Der erste Schreck bereits 117 Kilometer vor dem Ziel. Plattfuß. Und das in freier Landschaft, bei Wind, Geschwindigkeiten von zeitweise mehr als 70 km/h, die das jagende Feld machte. An der Spitze machten die beiden Top-Teams Tempo, das Feld war weit auseinandergezogen und die ersten Fahrer verloren bereits den Kontakt zum Feld. Lipowitz musste warten auf sein Team-Fahrzeug, der Rad-Tausch ging schnell, dennoch hatte er fast eine Minute verloren und musste alleine zurückfahren. Sein Team Red Bull Bora hansgrohe schickte niemand zurück. Alle blieben vorne, um Kapitän Primoz Roglic zu beschützen.
Lipowitz kämpfte sich zurück. Erst alleine, dann schaffte er den Anschluss an eine zurückgefallene Gruppe um den Schweizer Meister Mauro Schmid, Lenny Martinez, später auch Julian Alaphilippe.
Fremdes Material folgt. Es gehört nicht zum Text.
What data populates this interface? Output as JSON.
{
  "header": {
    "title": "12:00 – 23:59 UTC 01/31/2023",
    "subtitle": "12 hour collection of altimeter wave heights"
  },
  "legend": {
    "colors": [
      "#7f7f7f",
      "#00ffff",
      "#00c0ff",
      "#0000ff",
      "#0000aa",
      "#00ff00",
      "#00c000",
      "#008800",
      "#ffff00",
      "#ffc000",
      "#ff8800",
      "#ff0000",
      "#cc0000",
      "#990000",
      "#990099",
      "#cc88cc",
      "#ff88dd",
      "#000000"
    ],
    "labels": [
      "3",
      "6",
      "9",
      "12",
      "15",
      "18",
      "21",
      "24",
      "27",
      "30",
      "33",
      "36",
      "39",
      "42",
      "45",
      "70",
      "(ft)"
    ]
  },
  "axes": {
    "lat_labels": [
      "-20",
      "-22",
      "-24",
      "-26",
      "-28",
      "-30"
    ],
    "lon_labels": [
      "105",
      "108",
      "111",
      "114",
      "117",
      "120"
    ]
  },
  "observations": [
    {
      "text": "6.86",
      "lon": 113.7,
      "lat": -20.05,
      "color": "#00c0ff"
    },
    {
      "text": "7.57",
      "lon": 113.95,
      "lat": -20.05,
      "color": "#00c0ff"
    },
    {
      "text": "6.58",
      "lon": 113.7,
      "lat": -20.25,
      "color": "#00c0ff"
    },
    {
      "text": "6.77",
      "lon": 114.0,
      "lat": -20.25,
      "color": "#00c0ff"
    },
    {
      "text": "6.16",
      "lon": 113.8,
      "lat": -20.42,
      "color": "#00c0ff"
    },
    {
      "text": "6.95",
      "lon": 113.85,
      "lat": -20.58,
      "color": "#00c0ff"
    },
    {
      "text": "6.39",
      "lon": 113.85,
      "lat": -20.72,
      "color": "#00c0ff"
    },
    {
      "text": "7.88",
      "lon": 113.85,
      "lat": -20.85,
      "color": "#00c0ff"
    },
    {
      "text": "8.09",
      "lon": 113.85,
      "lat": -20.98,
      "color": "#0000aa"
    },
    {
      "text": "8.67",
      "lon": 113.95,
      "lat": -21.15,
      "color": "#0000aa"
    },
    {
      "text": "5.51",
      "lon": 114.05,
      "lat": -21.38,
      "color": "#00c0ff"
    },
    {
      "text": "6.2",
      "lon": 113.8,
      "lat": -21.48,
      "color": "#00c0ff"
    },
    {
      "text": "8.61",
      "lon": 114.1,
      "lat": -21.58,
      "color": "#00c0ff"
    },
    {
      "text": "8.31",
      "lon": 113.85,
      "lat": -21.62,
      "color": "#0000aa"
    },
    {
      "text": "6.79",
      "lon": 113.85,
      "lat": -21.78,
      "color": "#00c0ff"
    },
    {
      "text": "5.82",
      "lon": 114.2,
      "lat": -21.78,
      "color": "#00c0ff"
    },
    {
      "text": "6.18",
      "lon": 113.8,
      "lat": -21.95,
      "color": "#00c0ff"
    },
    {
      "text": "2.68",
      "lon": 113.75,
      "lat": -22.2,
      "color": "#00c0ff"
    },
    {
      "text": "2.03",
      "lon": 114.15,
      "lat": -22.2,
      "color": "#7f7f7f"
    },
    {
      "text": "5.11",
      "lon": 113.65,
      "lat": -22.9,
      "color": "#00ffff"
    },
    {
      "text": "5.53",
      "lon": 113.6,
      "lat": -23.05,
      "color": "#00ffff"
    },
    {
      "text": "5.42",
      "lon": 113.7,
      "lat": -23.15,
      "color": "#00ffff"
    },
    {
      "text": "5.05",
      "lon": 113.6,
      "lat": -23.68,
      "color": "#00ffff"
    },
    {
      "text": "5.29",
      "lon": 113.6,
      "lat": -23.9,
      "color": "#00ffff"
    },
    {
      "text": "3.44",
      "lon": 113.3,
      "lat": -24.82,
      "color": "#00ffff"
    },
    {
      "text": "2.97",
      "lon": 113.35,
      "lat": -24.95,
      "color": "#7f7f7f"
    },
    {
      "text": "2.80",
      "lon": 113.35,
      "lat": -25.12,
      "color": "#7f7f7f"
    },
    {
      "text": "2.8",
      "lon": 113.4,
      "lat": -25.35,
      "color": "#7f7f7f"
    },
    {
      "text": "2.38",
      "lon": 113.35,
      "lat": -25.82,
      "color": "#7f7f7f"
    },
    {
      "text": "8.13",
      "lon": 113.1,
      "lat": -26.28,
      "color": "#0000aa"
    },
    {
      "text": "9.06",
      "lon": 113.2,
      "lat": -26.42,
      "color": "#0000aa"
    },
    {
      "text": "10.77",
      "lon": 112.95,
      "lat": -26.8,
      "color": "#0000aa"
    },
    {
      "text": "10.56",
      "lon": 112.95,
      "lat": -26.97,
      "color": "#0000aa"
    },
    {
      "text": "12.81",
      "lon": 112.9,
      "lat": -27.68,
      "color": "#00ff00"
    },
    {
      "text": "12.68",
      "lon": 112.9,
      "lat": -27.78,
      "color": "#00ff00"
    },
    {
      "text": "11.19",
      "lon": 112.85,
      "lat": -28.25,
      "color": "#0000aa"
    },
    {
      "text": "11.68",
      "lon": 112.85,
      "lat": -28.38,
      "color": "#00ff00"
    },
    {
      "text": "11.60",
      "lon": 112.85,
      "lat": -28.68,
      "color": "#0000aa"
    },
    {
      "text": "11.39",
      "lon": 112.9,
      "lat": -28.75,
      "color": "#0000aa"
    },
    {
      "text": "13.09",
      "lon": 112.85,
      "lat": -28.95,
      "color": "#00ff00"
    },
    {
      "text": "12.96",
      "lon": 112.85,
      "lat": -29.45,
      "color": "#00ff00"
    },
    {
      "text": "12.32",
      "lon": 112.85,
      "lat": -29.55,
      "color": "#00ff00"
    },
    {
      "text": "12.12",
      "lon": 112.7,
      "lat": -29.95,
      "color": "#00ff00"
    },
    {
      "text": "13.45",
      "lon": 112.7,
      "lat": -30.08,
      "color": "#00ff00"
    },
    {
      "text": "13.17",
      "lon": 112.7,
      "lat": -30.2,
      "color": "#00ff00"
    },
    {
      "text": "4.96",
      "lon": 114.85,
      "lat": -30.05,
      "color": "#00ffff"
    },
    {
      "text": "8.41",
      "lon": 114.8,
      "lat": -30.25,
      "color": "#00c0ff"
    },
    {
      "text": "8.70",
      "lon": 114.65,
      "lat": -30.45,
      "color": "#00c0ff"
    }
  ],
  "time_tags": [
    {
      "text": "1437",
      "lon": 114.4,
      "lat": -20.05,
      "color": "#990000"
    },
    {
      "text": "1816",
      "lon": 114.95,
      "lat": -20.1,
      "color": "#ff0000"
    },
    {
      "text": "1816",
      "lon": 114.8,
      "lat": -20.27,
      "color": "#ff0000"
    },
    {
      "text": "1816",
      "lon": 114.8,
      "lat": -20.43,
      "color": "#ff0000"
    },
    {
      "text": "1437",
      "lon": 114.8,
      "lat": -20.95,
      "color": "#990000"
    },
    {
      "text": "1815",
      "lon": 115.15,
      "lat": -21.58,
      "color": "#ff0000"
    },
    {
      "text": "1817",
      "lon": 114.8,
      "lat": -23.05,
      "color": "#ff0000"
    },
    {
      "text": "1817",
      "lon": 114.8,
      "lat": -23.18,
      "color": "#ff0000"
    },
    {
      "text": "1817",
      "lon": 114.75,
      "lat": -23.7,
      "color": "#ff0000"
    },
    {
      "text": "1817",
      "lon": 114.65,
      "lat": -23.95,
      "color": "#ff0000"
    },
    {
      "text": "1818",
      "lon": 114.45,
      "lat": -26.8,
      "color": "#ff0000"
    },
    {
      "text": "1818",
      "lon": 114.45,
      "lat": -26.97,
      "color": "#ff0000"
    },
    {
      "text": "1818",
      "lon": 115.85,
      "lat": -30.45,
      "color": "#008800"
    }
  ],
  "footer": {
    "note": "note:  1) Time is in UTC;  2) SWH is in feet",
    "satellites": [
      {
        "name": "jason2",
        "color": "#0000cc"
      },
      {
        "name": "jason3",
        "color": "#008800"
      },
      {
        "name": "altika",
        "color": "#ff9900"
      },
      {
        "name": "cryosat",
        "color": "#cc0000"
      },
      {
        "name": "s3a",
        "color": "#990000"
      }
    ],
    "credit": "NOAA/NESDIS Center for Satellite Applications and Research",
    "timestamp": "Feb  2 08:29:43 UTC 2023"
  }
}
Auch da musste er Tempo machen, viel arbeiten, während sich der Rest des Teams um Roglic scharte. Knapp 30 Kilometer nach dem Platten hatte es Lipowitz dann geschafft, auch weil vorne die Spitzengruppe eingeholt und das Tempo im Feld zumindest etwas herausgenommen. „Allein tut man sich leichter aufzuholen. Da ist der Konvoi die bessere Hilfe als ein Teamkollege“, begründete der Sportliche Leiter Rolf Aldag bei Eurosport nach dem Rennen. Die Situation in der Gruppe der fünf Abgehängten sei schwieriger gewesen.
Zwischendurch musste dann eine größere Gruppe reißen lassen, die einen hatten Defekt, die anderen wurden Opfer des Seitenwindes. Darunter Nils Politt (UAE), Simon Yates (Visma), Georg Zimmermann oder Pascal Ackermann. Fast 25 Fahrer waren es, weshalb dann das Tempo doch rausgenommen wurde und das Feld bis ein paar Ausnahmen zusammen lief. Dennoch gab es den ersten prominenten Ausfall: Filippo Ganna (Italien) und Stefan Bissegger (Schweiz) mussten nach Stürzen aufgeben.
Und dann kam sie, die gefürchtete Windkante - und Bora verpasste den Anschluss, ebenso wie Remco Evenepoel (Soudal-Quickstep) oder Wout van Aert. Durch einen Kreisverkehr war Vignegaard als Erster gegangen, mit Pogacar-Helfermaschine Tim Wellens an der Seite und dann wurde Dampf gemacht. Bora-Kapitän Roglic, um den sich seine Helfer formierten, war in der Mitte des Feldes und damit zu weit weg, um mitgehen zu können. Die Lücke der 38 Männer auf den Rest wuchs stetig an, denn vorne machten sie extremes Tempo. Am Ende holte sich Jasper Philipsen (Alpecin) den Auftaktsieg und das erste Gelbe Trikot. Neunter wurde der Tübinger Marius Mayrhofer.
Für Bora war es eine Enttäuschung, ganz besonders für Roglic. 39 Sekunden Rückstand nach der ersten Etappe, das ist schon eine Packung – außer man geht ohnehin davon aus, dass es maximal um den dritten Platz geht. Und was das angeht, ist noch nicht viel verloren. Und immerhin kamen alle sicher ins Ziel.